第2章では、開発協力のアーキテクチャを全体的に概観した。まず、変化する国際秩序の中で現れた基本的な問題意識を提起し、こうした状況下で中堅国である韓国が果たすべき役割を提示した。第3章では、国際開発協力の歴史、韓国の開発協力の歴史、韓国開発協力システムの課題を整理した。第4章では、主要供与国の開発協力政策をいくつかの代表的な国の事例を通して説明した。主体、構造、戦略の次元で主要供与国の開発協力モデルを分析し、複合ネットワーク的な視点から我々に合ったモデルを見つけるための新たな類型化を提示した。結論と言える最後の第5章では、マクロ的な次元で韓国が今後進むべき方向と、韓国の開発協力推進体制の課題、そして韓国の開発協力戦略などを整理した。
評価と提言
開発協力事業の実質化
今後の課題は、より実質的な開発協力策を開発することである。現在、開発途上国が最も望んでいるのは貧困の撲滅であり、それを解決するために開発途上国に必要なものは何かを把握することが最も重要な争点である。しかし、韓国は依然として供給者中心の開発協力を語っている。経済成長は短期間で圧縮成長したが、開発協力分野は短期間での圧縮成長は不可能である。被援助国のニーズを韓国の枠組みの中で評価し、韓国が投入する資金や人的資源の効率性を高めようとすることは非常に困難であり、先進国でも成功事例は多くない。韓国が国際援助に使う予算は非常に少なく、対GNI比で見ると26位でOECD最下位である。これを効率的に活用するには、我々の比較優位を活かす必要がある。経済開発の経験を活かして先進国の技術やノウハウなどを学び、対象被援助国の現況を綿密に分析して協力の効果性を最大化させるべきであり、適切な費用対効果評価のメカニズムも必要である。
韓国型開発モデルの確立
韓国は現在、OECD DACの新規加盟国として既存の国際規範を遵守するために努力する一方で、開発途上国が新興供与国に期待する新たなパラダイムの流れを把握し、一種の架け橋の役割を果たすことができる方策を講じている。先進国は既に長期間にわたり政策を樹立し事業を推進することで有機的なシステムを構築してきた。韓国の場合、開発協力の根本的な原因と目的、ビジョンなどを国家的に再定義する必要がある。国際援助社会で創造的なグローバル・ガバナンス構築に貢献することが韓国が進むべき方向であり、これに対する政策アジェンダの開発が急務である。
複合ネットワークの強化
援助の効果性をネットワーキングの文脈で評価しなければならない理由は、国内外で複合ネットワークが強化されているからである。市民団体もより多く参加しており、企業もCSR(Corporate Social Responsibility)の形で開発援助や開発協力に参加している。こうした文脈で、誰と連携し、資源をどのように配分すべきかを考えなければならない。また、複合ネットワークの中で韓国のソフトパワーを効率的に活用するには、果たして韓国がネットワークを形成し運用する上で、どのような役割をどの程度果たしているのかを冷静に評価する必要がある。
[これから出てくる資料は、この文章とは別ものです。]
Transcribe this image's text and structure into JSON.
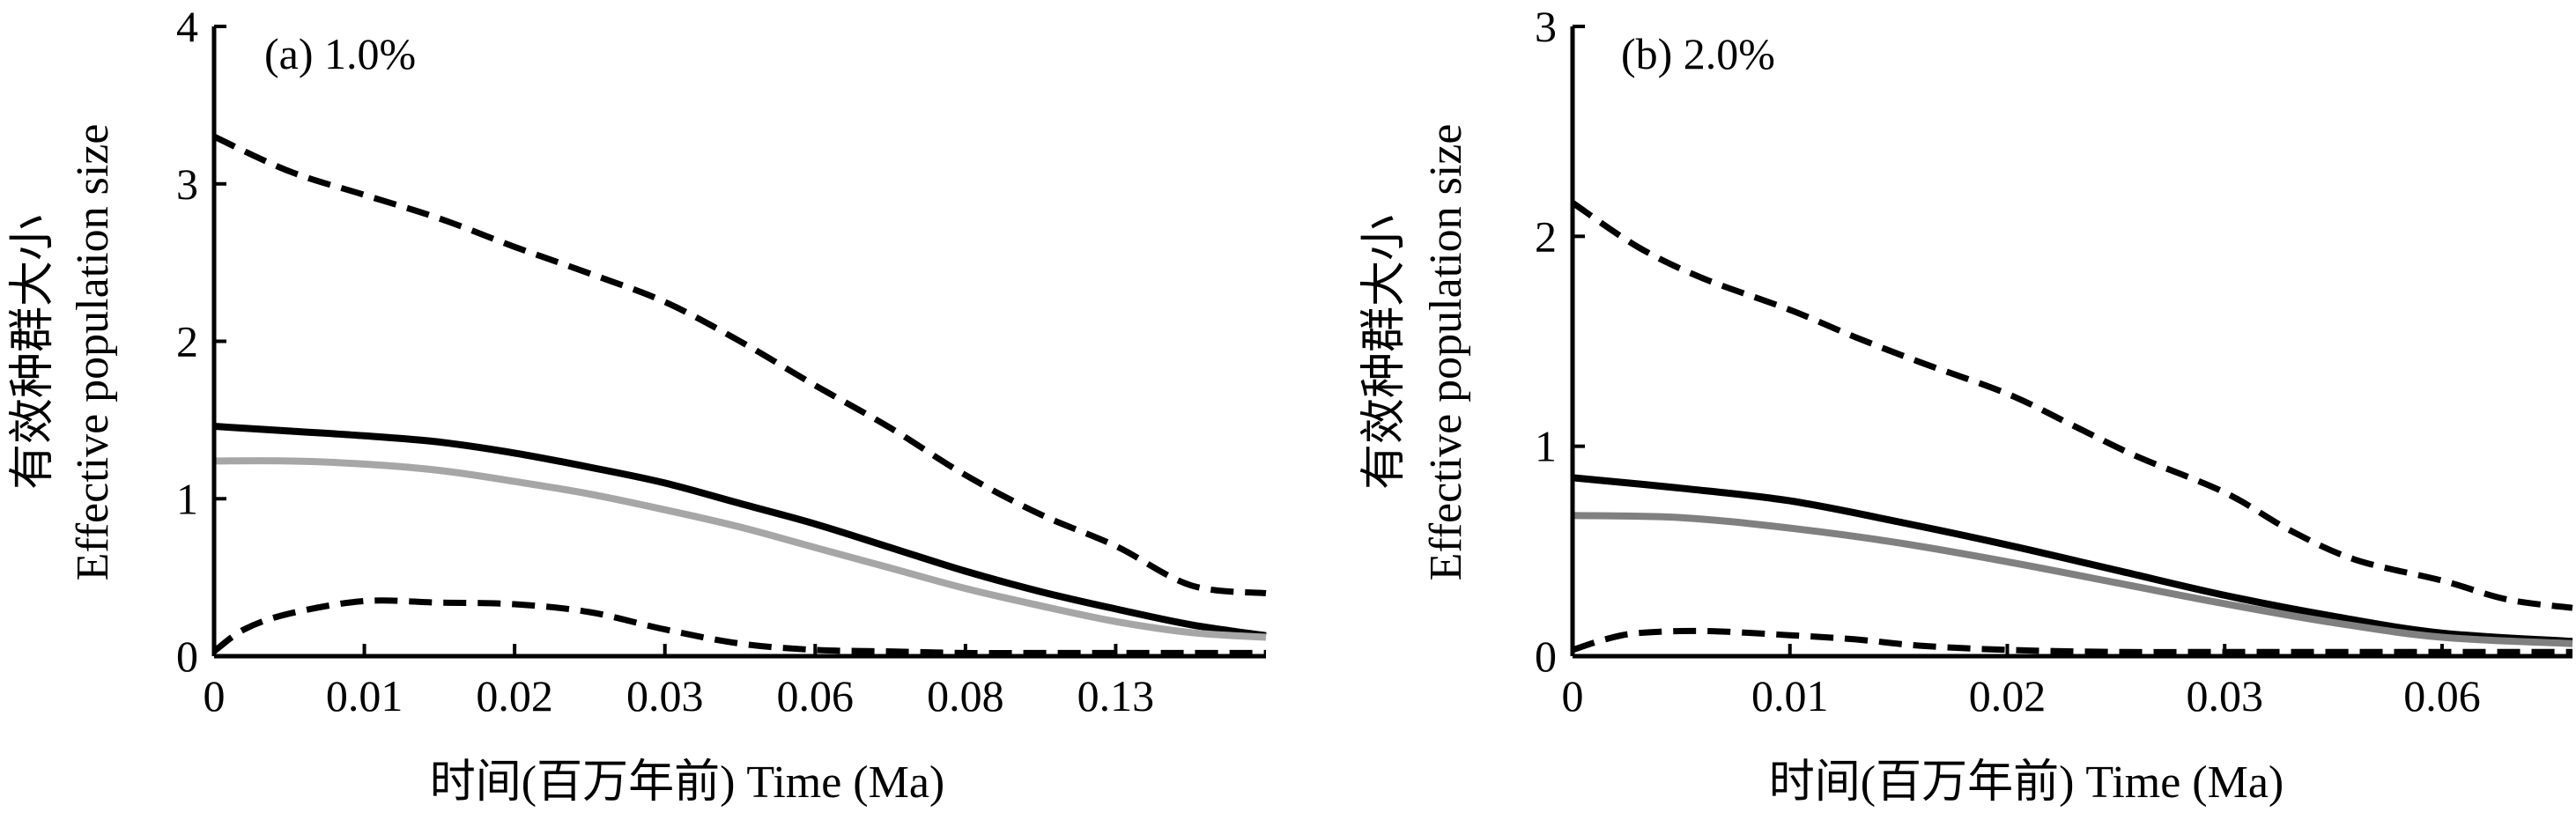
{
  "chart_data": [
    {
      "type": "line",
      "panel_label": "(a) 1.0%",
      "xlabel": "时间(百万年前) Time (Ma)",
      "ylabel_zh": "有效种群大小",
      "ylabel_en": "Effective population size",
      "categories": [
        "0",
        "0.01",
        "0.02",
        "0.03",
        "0.06",
        "0.08",
        "0.13"
      ],
      "x_ticks_at": [
        0,
        1,
        2,
        3,
        4,
        5,
        6
      ],
      "xlim": [
        0,
        7.0
      ],
      "ylim": [
        0,
        4
      ],
      "yticks": [
        0,
        1,
        2,
        3,
        4
      ],
      "grid": false,
      "series": [
        {
          "style": "dashed",
          "color": "#000000",
          "x": [
            0,
            0.5,
            1,
            1.5,
            2,
            2.5,
            3,
            3.5,
            4,
            4.5,
            5,
            5.5,
            6,
            6.5,
            7.0
          ],
          "values": [
            3.3,
            3.08,
            2.93,
            2.78,
            2.6,
            2.43,
            2.25,
            2.0,
            1.72,
            1.45,
            1.15,
            0.9,
            0.7,
            0.45,
            0.4
          ]
        },
        {
          "style": "dashed",
          "color": "#000000",
          "x": [
            0,
            0.2,
            0.5,
            1,
            1.5,
            2,
            2.5,
            3,
            3.5,
            4,
            4.5,
            5,
            5.5,
            6,
            6.5,
            7.0
          ],
          "values": [
            0.03,
            0.17,
            0.27,
            0.35,
            0.34,
            0.33,
            0.28,
            0.17,
            0.08,
            0.04,
            0.03,
            0.02,
            0.02,
            0.02,
            0.02,
            0.02
          ]
        },
        {
          "style": "solid",
          "color": "#000000",
          "x": [
            0,
            0.5,
            1,
            1.5,
            2,
            2.5,
            3,
            3.5,
            4,
            4.5,
            5,
            5.5,
            6,
            6.5,
            7.0
          ],
          "values": [
            1.46,
            1.43,
            1.4,
            1.36,
            1.29,
            1.2,
            1.1,
            0.97,
            0.84,
            0.69,
            0.54,
            0.41,
            0.3,
            0.2,
            0.13
          ]
        },
        {
          "style": "solid",
          "color": "#a6a6a6",
          "x": [
            0,
            0.5,
            1,
            1.5,
            2,
            2.5,
            3,
            3.5,
            4,
            4.5,
            5,
            5.5,
            6,
            6.5,
            7.0
          ],
          "values": [
            1.24,
            1.24,
            1.22,
            1.18,
            1.11,
            1.03,
            0.93,
            0.82,
            0.69,
            0.56,
            0.43,
            0.32,
            0.22,
            0.15,
            0.12
          ]
        }
      ]
    },
    {
      "type": "line",
      "panel_label": "(b) 2.0%",
      "xlabel": "时间(百万年前) Time (Ma)",
      "ylabel_zh": "有效种群大小",
      "ylabel_en": "Effective population size",
      "categories": [
        "0",
        "0.01",
        "0.02",
        "0.03",
        "0.06"
      ],
      "x_ticks_at": [
        0,
        1,
        2,
        3,
        4
      ],
      "xlim": [
        0,
        4.6
      ],
      "ylim": [
        0,
        3
      ],
      "yticks": [
        0,
        1,
        2,
        3
      ],
      "grid": false,
      "series": [
        {
          "style": "dashed",
          "color": "#000000",
          "x": [
            0,
            0.3,
            0.6,
            1,
            1.3,
            1.6,
            2,
            2.3,
            2.6,
            3,
            3.3,
            3.6,
            4,
            4.3,
            4.6
          ],
          "values": [
            2.16,
            1.95,
            1.8,
            1.65,
            1.52,
            1.4,
            1.25,
            1.1,
            0.95,
            0.78,
            0.6,
            0.46,
            0.36,
            0.27,
            0.23
          ]
        },
        {
          "style": "dashed",
          "color": "#000000",
          "x": [
            0,
            0.15,
            0.3,
            0.6,
            1,
            1.3,
            1.6,
            2,
            2.5,
            3,
            3.5,
            4,
            4.6
          ],
          "values": [
            0.03,
            0.08,
            0.11,
            0.12,
            0.1,
            0.08,
            0.05,
            0.03,
            0.02,
            0.02,
            0.02,
            0.02,
            0.02
          ]
        },
        {
          "style": "solid",
          "color": "#000000",
          "x": [
            0,
            0.5,
            1,
            1.5,
            2,
            2.5,
            3,
            3.5,
            4,
            4.6
          ],
          "values": [
            0.85,
            0.8,
            0.74,
            0.64,
            0.53,
            0.41,
            0.29,
            0.19,
            0.11,
            0.07
          ]
        },
        {
          "style": "solid",
          "color": "#808080",
          "x": [
            0,
            0.5,
            1,
            1.5,
            2,
            2.5,
            3,
            3.5,
            4,
            4.6
          ],
          "values": [
            0.67,
            0.66,
            0.61,
            0.54,
            0.45,
            0.35,
            0.25,
            0.16,
            0.09,
            0.06
          ]
        }
      ]
    }
  ]
}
基本的に開発協力というものは、経済開発から始まり、人間開発へと移行し、究極的には価値発展がその目的となるべきである。そのため、人的資源開発、人権、民主主義、信頼、透明性などの価値開発においては、政府機関よりも専門性が発達している市民団体との協力やネットワーキングも重要である。■
司会
イ・スクジョン、東アジア研究院院長、成均館大学教授
発表者
ク・ジョンウ、成均館大学教授
キム・テギュン、梨花女子大学教授
ソン・ヨル、延世大学教授
イ・スンジュ、中央大学教授
討論者
クォン・ユル、対外経済政策研究院研究委員
クォン・ヒョクジュ、ソウル大学教授
イ・ソンフン、韓国人権財団常任理事
イム・ジョンテク、外交通商部開発政策課長
チャン・ジェユン、韓国国際協力団政策企画部長
チャ・ムンジュン、韓国開発研究院国際開発協力センター所長
*この本文は韓国語で書かれた原文を AI で翻訳したものです。一部の翻訳やニュアンスに誤りがある場合があります。